Innovation Actby Representative Suzanne Bonamici
Posted on 2013-12-12
in the house of representatives
Thursday, December 12, 2013
The House in Committee of the Whole House on the state of
the Union had under consideration the bill (H.R. 3309) to
amend title 35, United States Code, and the Leahy-Smith
America Invents Act to make improvements and technical
corrections, and for other purposes:
Ms. BONAMICI. Mr. Chairman, I rise today to express my support for
the Innovation Act, H.R. 3309, but also to note my concerns about
provisions of the bill that could undermine patent holders or make it
more difficult for them to assert their rights. I hope a conference
committee or the Senate will address and resolve these issues before
the bill reaches the President's desk.
Patent litigation reform is important and necessary. Over the last few decades we have seen the rise of entities that are created to make profits by extracting payments from small businesses through the assertion of vague allegations of patent infringement. These so-called ``patent trolls,'' also known as ``patent assertion entities'' (PAEs) buy patents on products they didn't invent and don't manufacture and then threaten and sue innovators who are actually contributing to our economy and creating jobs.
This scheme preys on the unwillingness or inability of small businesses to fight expensive lawsuits in court. PAEs know they can simply send a demand letter including a threat to sue, and regardless of the validity of the claim, a small business more often than not will pay the PAE to make the lawsuit or potential lawsuit go away. Often there is no examination of the validity of the patent or the claim. In fact, in many cases, the business never knows who is threatening or the nature of the alleged infringement. By some estimates this practice is costing American companies $29 billion each year. Something needs to be done.

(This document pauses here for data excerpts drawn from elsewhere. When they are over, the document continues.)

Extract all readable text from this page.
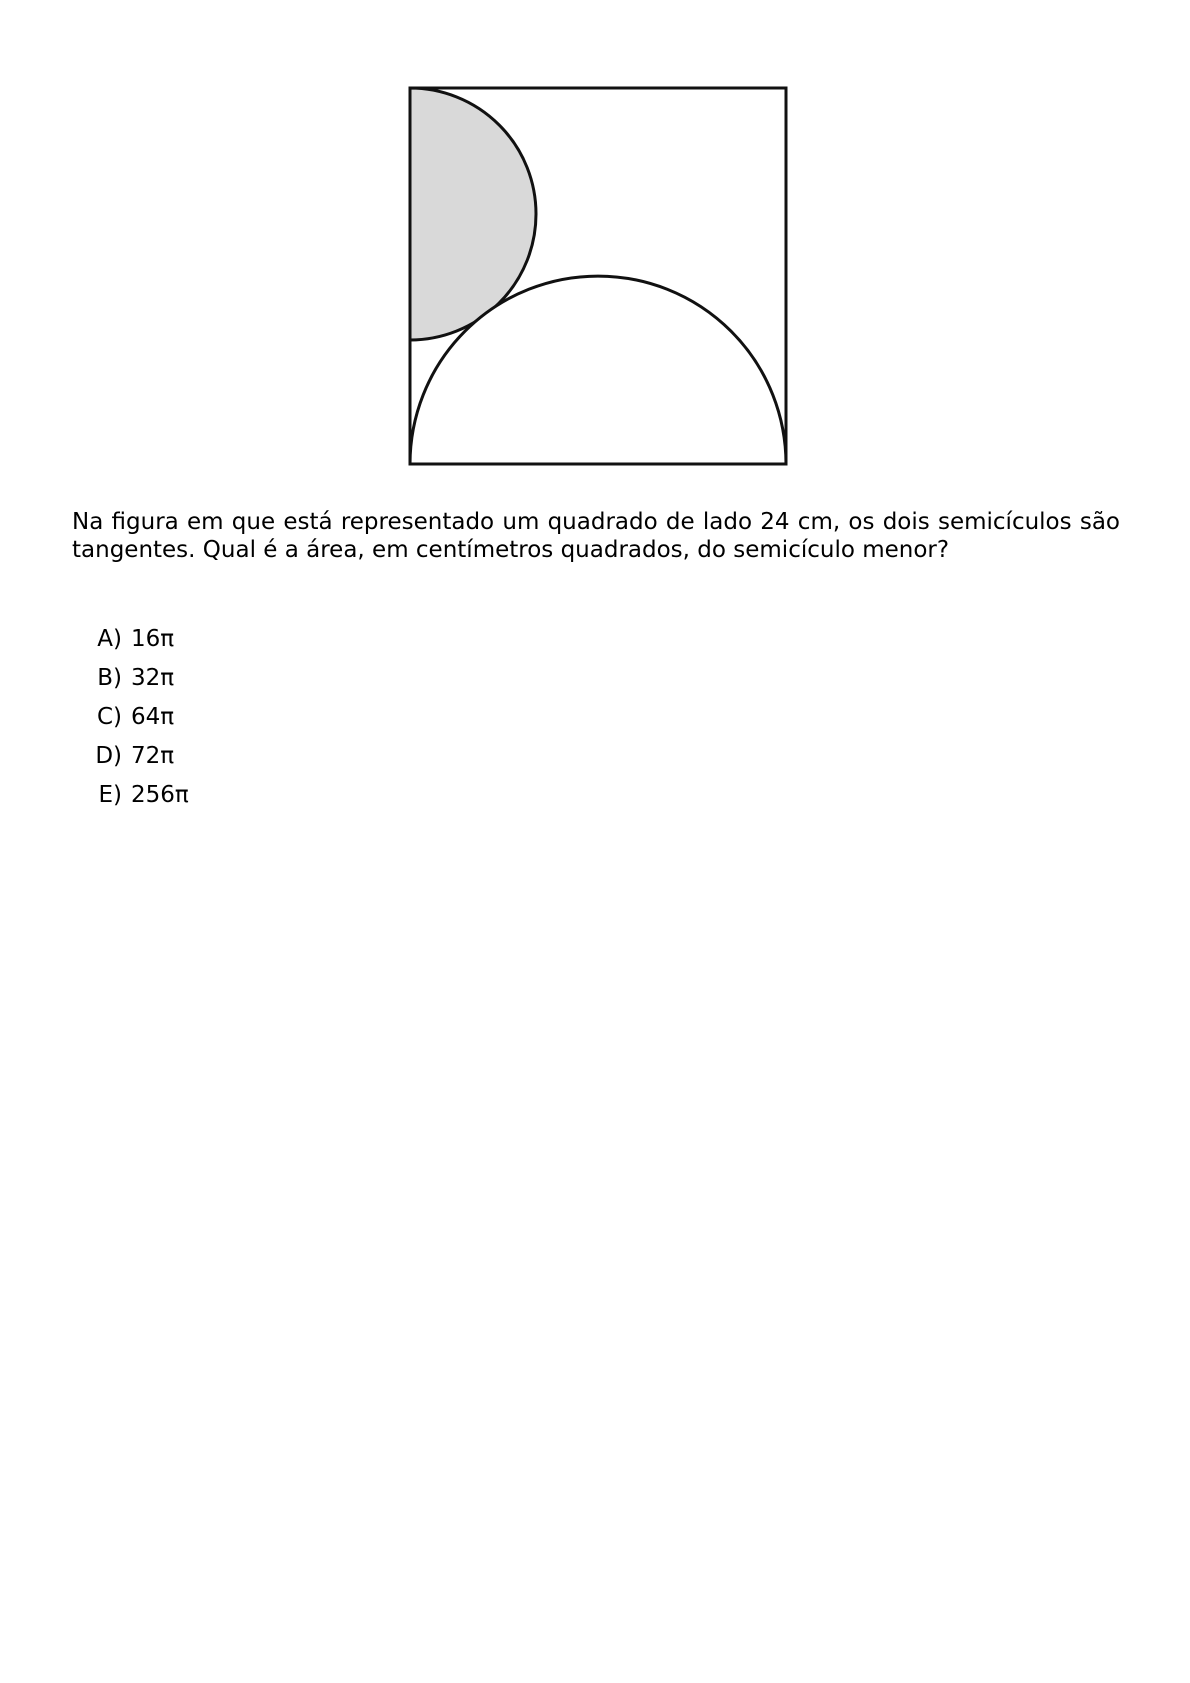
Na figura em que está representado um quadrado de lado 24 cm, os dois semicículos são tangentes. Qual é a área, em centímetros quadrados, do semicículo menor?

A) 16π
B) 32π
C) 64π
D) 72π
E) 256π
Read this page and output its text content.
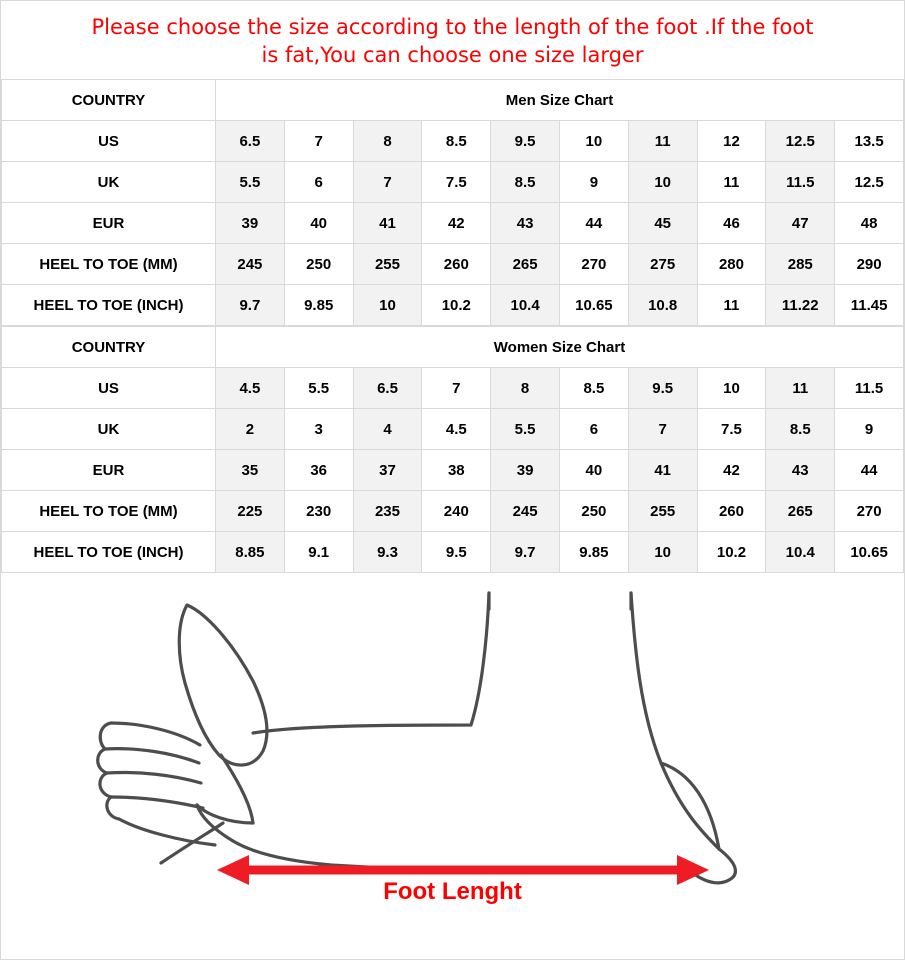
Please choose the size according to the length of the foot .If the foot
is fat,You can choose one size larger
COUNTRY	Men Size Chart									
US	6.5	7	8	8.5	9.5	10	11	12	12.5	13.5
UK	5.5	6	7	7.5	8.5	9	10	11	11.5	12.5
EUR	39	40	41	42	43	44	45	46	47	48
HEEL TO TOE (MM)	245	250	255	260	265	270	275	280	285	290
HEEL TO TOE (INCH)	9.7	9.85	10	10.2	10.4	10.65	10.8	11	11.22	11.45
COUNTRY	Women Size Chart									
US	4.5	5.5	6.5	7	8	8.5	9.5	10	11	11.5
UK	2	3	4	4.5	5.5	6	7	7.5	8.5	9
EUR	35	36	37	38	39	40	41	42	43	44
HEEL TO TOE (MM)	225	230	235	240	245	250	255	260	265	270
HEEL TO TOE (INCH)	8.85	9.1	9.3	9.5	9.7	9.85	10	10.2	10.4	10.65
Foot Lenght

This bill takes important steps to protect the rights of entrepreneurs and small businesses if litigation is filed or threatened. The Innovation Act introduces a heightened pleading standard that requires patent holders to identify specifically the patent claims they are asserting and the product or process they allege infringes upon it. They also must identify those who have financial interests in the asserted patent. Importantly, the bill also limits expensive discovery before the court determines the scope of a disputed patent claim. And where the claim is against an end user of the technology, the bill would stay those proceedings in most instances where there is an ongoing action against the customer's supplier. I am quite concerned, however, that other provisions of this bill have the potential to impede legitimate patent holders from enforcing their rights and expose nonprofit organizations and research universities to unnecessary risk.

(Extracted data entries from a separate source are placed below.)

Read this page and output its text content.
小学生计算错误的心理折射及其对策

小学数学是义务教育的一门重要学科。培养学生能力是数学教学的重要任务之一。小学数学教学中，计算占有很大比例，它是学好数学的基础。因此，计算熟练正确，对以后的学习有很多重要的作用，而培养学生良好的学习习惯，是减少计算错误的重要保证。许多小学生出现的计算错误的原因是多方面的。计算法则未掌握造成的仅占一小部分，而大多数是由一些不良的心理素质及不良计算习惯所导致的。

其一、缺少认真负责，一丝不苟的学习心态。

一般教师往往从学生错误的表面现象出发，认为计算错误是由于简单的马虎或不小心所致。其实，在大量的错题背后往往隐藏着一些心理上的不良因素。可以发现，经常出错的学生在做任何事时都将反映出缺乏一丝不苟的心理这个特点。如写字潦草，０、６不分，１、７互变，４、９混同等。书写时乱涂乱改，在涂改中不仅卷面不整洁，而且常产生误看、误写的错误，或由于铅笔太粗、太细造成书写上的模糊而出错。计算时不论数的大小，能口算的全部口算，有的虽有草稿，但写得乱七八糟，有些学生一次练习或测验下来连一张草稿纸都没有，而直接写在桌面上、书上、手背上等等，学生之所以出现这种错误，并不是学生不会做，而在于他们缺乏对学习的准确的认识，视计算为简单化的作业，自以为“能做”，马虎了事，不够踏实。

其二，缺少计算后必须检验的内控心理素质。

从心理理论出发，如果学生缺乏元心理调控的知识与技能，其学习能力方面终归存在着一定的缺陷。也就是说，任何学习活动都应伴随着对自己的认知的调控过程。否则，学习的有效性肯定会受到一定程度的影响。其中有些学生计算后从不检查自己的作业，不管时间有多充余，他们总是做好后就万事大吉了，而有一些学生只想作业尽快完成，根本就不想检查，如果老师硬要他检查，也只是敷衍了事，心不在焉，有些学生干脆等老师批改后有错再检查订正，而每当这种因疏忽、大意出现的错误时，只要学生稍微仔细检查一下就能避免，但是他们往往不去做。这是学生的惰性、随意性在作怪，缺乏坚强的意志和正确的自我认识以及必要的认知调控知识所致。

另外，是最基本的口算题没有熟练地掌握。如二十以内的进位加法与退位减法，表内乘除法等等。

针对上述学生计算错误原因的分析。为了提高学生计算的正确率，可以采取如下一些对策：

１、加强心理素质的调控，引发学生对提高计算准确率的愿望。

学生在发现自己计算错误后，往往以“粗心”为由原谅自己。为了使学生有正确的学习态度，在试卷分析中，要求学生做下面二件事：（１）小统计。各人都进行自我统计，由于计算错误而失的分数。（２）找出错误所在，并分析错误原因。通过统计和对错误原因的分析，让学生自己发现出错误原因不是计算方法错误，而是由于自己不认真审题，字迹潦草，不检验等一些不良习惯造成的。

First, the fee-shifting provisions make it significantly less likely that an individual inventor or a small business would be able to assert a legitimate patent against an infringer. Patent suits are expensive, and in our American system parties are responsible for their own costs. In recognition of this, attorneys often take cases on a contingency fee basis and get paid a portion of the recovery only if they win. If plaintiffs and their attorneys now have to factor in the risk that they may need to pay not only their own costs and fees but also the costs and fees of the other party, they will be much less likely to assert legitimate enforcement claims. This provision is purported to stop frivolous lawsuits, but it does more than that--it equates a loss with a lack of merit. There are many reasons why a party may have a genuine dispute regarding law and fact and still lose the case; that does not mean that the case was frivolous. This bill creates a presumption of fee shifting, limits judicial discretion, and sets litigation reform on the wrong path.

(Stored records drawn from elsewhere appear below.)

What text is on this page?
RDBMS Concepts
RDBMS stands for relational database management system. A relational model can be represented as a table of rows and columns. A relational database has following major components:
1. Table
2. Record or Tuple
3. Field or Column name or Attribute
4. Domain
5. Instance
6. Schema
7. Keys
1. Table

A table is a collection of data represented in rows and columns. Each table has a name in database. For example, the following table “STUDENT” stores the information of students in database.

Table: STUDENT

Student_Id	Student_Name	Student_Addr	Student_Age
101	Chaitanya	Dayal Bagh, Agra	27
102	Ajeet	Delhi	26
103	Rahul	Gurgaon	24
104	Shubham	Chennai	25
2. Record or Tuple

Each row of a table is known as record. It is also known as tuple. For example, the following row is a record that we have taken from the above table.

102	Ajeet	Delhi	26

Second, the joinder provisions in the Innovation Act could allow nonprofit organizations and research universities to be forcibly joined into a case against a downstream user. The purpose of the joinder provision is laudable--to ensure that a troll that loses a patent case cannot hide behind shell companies or other complicated corporate structures to avoid paying a judgment. In such a case it would allow the prevailing party to join another entity that has an economic interest in the patent. But the provision is overbroad. Nonprofit organizations and research universities often spend a great deal of time and effort on research and development; as a result, they frequently hold patents and license them for commercial use. Under this bill, a research university like Oregon State or Portland State could be joined in a lawsuit and forced to pay the judgment of a losing party if that party can't or won't pay. That isn't fair and it could potentially nullify state law. This provision must be narrowed before it goes to the President's desk.
Finally, there are a handful of amendments that would make this bill stronger and I regret that the House has not adopted them. The automatic stay provisions would be stronger if limited to small businesses only, as the Jackson-Lee amendment would do. Likewise, the Watt amendment would mitigate some of the concerns with the fee- shifting provisions by allowing judges to consider whether a prevailing party acted in bad faith or unnecessarily delayed the proceedings when making a fee award. And the Conyers-Watt substitute amendment represents a far better path overall for reducing patent troll litigation without advancing reforms hostile to legitimate plaintiffs.
Mr. Chairman, patent trolls are a problem for small businesses and tech startups in my district and across the country. Their business model is to sue the job creators and [[Page E1846]] innovators who drive our economy forward. I am glad that the House has taken concrete steps to address this problem, and I expect improvements will be made to this bill as it continues through the legislative process.